When the relationship between the short-term rates starts getting closer to the long-term rates, the graph will start to flatten and will be depicted as a “flattening yield curve”.
On the other hand, when the short-term rate is higher than the long-term rate, the relationship between the two rates would be known as an “inverted yield curve”. Since bond prices and interest rates go in the opposite direction, the higher market interest rates will cause the price of fixed-rate long-term bonds to go down.
SSB Serves Both Short-Term And Long-Term Investors
The SSB is a unique bond product in that it serves both short-term and long-term investors. Though a SSB is issued over a 10-year tenor, investors can redeem it at any time while earning pro-rated interest without any penalty.
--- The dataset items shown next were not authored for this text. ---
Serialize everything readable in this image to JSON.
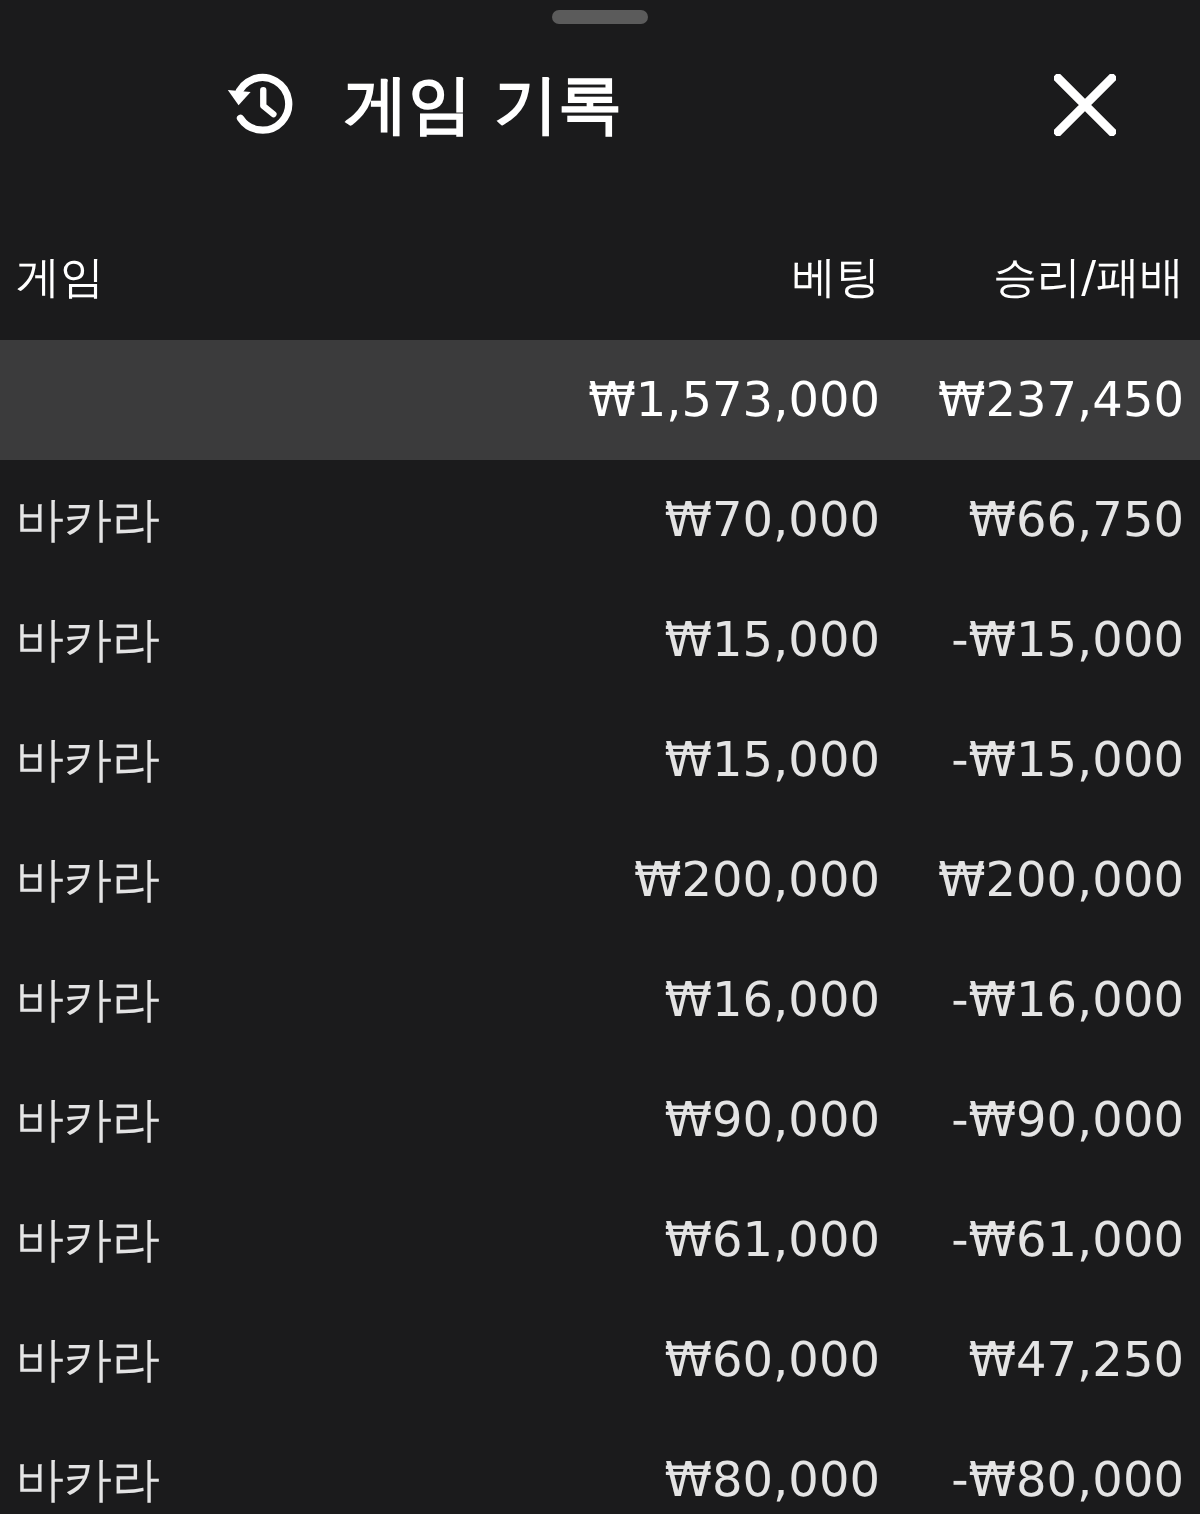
{
  "header": {
    "title": "게임 기록"
  },
  "columns": [
    "게임",
    "베팅",
    "승리/패배"
  ],
  "summary": {
    "bet": "₩1,573,000",
    "result": "₩237,450"
  },
  "rows": [
    {
      "game": "바카라",
      "bet": "₩70,000",
      "result": "₩66,750"
    },
    {
      "game": "바카라",
      "bet": "₩15,000",
      "result": "-₩15,000"
    },
    {
      "game": "바카라",
      "bet": "₩15,000",
      "result": "-₩15,000"
    },
    {
      "game": "바카라",
      "bet": "₩200,000",
      "result": "₩200,000"
    },
    {
      "game": "바카라",
      "bet": "₩16,000",
      "result": "-₩16,000"
    },
    {
      "game": "바카라",
      "bet": "₩90,000",
      "result": "-₩90,000"
    },
    {
      "game": "바카라",
      "bet": "₩61,000",
      "result": "-₩61,000"
    },
    {
      "game": "바카라",
      "bet": "₩60,000",
      "result": "₩47,250"
    },
    {
      "game": "바카라",
      "bet": "₩80,000",
      "result": "-₩80,000"
    }
  ]
}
Nevertheless, the SSB is meant to encourage long-term savings. The monotonically step-up rate feature of the SSB ensures that investors who hold longer get higher coupon rates. This may be effected by lowering the coupon rates in the short-term by the minimum amount to maintain an increasing step-up coupon schedule.
As such, investors who prioritise liquidity and capital protection by keeping their funds in fixed deposit accounts may look at the SSB’s 1-year coupon rate as their investment consideration. Otherwise, investors should be looking at the 10-year average return as the return they could get on the particular SSB issuance. This would be more reflective of the product for comparison against other instruments like Treasury bills (T-bills) and other longer-dated SGS bonds.